En attendant Memoria...

Immemory. Notes sur Oncle Boonmee.

1) Oncle Boonmee, celui qui se souvient de ses vies antérieures d’Apichatpong Weerasethakul est un grand film (est-ce le meilleur de AW? Pas sûr, Blissfully Yours et Tropical Malady m'avaient semble-t-il procuré une plus forte émotion, mais peu importe) dont il n'est pas facile de parler, d'abord parce que c'est le genre de film sur lequel on n'a pas grand-chose à dire (comme tout film qui joue sur les sensations), ensuite parce que ce qu'on pourrait en dire, eh bien, tout le monde l'a déjà dit (plus ou moins). Redisons-le, quand même, mais rapidement.
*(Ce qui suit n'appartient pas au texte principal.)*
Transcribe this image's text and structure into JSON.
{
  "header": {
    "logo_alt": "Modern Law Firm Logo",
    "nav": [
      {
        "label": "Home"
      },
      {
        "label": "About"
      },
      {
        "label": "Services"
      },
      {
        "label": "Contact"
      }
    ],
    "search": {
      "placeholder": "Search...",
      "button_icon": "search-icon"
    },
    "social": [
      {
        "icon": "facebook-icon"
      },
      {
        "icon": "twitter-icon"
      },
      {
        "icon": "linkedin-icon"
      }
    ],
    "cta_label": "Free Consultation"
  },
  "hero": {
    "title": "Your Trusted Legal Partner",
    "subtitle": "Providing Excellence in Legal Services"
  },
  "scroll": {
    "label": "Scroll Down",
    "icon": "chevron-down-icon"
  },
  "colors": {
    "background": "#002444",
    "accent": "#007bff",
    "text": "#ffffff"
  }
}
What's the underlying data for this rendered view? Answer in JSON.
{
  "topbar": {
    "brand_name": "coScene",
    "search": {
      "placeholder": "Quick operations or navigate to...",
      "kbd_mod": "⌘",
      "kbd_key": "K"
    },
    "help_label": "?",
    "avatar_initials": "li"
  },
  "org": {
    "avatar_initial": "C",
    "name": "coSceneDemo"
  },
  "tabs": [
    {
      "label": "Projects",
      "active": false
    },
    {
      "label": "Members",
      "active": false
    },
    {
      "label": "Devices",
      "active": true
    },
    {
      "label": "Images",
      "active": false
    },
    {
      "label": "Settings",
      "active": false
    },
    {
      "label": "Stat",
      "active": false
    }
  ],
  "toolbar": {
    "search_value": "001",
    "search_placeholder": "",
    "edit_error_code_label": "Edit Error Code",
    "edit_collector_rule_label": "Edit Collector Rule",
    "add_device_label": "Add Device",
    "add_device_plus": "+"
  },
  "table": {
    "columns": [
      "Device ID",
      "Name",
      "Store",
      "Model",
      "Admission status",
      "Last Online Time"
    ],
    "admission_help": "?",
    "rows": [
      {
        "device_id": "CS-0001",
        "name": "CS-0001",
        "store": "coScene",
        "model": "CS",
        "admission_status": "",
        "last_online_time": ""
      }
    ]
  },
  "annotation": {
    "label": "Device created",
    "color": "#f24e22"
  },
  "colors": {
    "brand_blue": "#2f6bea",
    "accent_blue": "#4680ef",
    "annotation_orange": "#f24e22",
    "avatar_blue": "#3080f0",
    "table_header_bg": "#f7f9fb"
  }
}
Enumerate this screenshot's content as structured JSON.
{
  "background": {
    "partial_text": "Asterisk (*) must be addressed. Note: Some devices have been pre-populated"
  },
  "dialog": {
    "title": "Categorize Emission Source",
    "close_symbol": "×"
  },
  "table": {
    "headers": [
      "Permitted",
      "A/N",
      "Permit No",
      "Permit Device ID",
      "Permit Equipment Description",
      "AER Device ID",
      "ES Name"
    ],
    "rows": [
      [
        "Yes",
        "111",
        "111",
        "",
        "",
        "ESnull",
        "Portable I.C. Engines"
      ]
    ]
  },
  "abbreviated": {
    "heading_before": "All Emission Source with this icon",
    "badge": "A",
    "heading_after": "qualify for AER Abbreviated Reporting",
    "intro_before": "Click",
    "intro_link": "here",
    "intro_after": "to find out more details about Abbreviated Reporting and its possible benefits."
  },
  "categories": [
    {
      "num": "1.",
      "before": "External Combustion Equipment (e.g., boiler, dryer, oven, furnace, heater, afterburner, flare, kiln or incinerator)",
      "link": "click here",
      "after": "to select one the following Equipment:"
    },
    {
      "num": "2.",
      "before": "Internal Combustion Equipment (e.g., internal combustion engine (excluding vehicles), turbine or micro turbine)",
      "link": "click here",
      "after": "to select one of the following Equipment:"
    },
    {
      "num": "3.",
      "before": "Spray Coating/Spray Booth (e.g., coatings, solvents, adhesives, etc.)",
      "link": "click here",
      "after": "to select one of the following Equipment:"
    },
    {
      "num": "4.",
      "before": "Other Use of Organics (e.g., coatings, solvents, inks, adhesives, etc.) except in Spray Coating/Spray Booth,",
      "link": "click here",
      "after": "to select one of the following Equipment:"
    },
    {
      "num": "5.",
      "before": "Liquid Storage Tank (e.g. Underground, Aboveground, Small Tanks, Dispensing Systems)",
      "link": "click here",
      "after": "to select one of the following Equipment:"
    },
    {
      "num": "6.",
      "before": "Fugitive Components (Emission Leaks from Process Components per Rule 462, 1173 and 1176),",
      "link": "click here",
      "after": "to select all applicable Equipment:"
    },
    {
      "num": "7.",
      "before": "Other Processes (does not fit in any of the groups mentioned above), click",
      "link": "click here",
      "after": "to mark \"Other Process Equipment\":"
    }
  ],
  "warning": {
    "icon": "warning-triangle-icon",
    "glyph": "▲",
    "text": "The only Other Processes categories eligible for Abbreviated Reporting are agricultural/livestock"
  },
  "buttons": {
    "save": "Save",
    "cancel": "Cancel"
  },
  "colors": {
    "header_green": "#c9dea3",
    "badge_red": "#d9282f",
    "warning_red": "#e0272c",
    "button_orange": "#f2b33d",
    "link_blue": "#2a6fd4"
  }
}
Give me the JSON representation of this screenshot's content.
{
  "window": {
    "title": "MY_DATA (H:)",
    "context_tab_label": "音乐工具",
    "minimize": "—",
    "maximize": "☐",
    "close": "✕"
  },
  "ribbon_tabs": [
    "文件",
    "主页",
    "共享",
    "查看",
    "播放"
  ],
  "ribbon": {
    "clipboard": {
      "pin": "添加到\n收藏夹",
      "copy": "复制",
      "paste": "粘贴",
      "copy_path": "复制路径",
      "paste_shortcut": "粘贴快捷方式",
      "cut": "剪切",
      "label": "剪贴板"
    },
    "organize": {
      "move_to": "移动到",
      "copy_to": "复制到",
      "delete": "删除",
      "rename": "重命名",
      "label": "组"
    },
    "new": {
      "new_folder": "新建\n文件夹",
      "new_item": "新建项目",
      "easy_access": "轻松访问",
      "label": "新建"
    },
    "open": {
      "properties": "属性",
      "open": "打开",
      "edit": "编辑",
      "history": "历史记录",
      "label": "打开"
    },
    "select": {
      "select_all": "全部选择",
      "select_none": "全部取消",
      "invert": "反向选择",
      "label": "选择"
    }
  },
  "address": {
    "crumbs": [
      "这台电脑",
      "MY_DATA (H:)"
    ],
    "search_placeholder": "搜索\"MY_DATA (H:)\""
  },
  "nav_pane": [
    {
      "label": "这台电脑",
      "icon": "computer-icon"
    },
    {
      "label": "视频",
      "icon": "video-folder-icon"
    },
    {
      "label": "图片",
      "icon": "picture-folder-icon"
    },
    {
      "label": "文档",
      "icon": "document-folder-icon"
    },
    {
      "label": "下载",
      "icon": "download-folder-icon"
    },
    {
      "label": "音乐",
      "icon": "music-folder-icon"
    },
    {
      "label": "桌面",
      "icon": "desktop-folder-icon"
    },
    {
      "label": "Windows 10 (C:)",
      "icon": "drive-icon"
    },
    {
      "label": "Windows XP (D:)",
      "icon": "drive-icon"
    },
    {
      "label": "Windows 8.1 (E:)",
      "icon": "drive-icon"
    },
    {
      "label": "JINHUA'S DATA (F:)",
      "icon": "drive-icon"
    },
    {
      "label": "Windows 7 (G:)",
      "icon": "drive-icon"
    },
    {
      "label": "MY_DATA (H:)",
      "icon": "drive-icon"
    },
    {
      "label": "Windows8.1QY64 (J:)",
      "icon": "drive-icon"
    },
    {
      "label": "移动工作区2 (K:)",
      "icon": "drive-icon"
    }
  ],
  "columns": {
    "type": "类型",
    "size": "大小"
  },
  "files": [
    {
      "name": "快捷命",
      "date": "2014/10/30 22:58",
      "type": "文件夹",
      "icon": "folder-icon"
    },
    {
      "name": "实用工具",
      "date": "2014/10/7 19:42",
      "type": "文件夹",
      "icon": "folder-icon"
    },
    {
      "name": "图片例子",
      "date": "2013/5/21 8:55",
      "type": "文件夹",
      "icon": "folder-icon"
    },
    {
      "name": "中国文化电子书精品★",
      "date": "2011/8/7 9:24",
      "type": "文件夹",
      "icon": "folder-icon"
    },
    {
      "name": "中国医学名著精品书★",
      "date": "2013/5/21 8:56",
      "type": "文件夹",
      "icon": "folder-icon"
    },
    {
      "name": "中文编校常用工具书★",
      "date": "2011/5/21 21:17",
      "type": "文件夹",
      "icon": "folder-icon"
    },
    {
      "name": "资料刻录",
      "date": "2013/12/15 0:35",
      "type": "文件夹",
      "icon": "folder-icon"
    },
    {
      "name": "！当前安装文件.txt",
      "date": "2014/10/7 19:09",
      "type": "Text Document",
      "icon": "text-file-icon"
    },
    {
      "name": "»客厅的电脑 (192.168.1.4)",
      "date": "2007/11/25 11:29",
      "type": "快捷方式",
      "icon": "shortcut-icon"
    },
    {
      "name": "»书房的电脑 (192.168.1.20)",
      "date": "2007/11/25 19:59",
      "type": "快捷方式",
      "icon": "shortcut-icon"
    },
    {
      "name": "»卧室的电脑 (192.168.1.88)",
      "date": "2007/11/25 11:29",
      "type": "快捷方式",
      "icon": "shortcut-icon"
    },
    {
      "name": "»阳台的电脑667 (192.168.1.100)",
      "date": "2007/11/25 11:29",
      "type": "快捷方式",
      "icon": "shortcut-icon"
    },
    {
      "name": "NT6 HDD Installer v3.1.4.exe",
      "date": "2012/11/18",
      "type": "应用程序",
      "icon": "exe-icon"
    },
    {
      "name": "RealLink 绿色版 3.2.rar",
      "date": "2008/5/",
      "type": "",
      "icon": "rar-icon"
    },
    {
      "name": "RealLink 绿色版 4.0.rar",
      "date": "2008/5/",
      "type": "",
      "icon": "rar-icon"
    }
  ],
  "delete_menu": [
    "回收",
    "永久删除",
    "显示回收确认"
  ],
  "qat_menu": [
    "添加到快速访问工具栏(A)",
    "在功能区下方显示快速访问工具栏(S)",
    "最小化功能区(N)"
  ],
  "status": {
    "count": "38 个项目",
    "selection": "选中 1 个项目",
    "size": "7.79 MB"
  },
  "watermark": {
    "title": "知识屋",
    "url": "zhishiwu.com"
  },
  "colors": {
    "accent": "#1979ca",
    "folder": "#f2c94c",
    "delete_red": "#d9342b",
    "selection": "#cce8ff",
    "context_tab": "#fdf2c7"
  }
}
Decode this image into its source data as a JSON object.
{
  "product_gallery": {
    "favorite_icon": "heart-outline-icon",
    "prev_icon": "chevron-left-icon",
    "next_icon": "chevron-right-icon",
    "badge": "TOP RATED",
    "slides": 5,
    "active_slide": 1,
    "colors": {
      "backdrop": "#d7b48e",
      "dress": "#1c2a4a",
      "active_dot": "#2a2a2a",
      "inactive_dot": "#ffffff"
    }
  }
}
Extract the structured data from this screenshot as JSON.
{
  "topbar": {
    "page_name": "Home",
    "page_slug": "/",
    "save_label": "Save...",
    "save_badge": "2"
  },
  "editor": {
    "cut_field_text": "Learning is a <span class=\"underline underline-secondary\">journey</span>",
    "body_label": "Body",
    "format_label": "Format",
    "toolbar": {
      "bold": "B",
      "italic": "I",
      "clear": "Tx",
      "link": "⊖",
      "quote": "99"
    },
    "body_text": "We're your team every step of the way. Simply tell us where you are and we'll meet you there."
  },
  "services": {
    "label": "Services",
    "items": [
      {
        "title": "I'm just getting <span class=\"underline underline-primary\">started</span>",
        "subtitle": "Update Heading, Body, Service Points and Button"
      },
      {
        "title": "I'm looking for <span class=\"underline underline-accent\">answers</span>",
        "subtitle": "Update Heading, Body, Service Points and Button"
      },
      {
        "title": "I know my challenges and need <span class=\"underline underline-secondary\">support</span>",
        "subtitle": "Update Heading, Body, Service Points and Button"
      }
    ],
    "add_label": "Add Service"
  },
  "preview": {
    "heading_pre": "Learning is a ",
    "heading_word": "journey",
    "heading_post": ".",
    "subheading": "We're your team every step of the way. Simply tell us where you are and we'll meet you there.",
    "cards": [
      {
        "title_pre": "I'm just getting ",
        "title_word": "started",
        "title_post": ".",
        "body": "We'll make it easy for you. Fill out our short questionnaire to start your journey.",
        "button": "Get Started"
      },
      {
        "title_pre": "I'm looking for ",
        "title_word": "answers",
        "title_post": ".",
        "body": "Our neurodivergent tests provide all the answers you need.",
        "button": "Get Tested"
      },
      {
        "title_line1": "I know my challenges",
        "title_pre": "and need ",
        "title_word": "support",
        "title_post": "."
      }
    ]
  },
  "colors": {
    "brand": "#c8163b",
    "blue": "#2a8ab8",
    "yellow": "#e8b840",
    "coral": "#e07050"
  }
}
Et pour commencer, un rappel sur la polémique née à Cannes après l'attribution à Weerasethakul de la Palme d'or, entre ceux pour qui Oncle Boonmee distillerait un ennui profond (Oncle Boonmee, il ne décolle jamais) et ceux pour qui, au contraire, le film serait un pur enchantement, au sens d'envoûtement (Boonmee, un goût de paradis), polémique un brin stérile quand on sait la frontière plutôt étroite qui existe entre l'ennui et l'envoûtement (Weerasethakul cite parmi ses films préférés non seulement ceux de Naomi Kawase, mais surtout Empire d'Andy Warhol qui dure huit heures et Sátántangó de Béla Tarr qui, lui, dure sept heures trente).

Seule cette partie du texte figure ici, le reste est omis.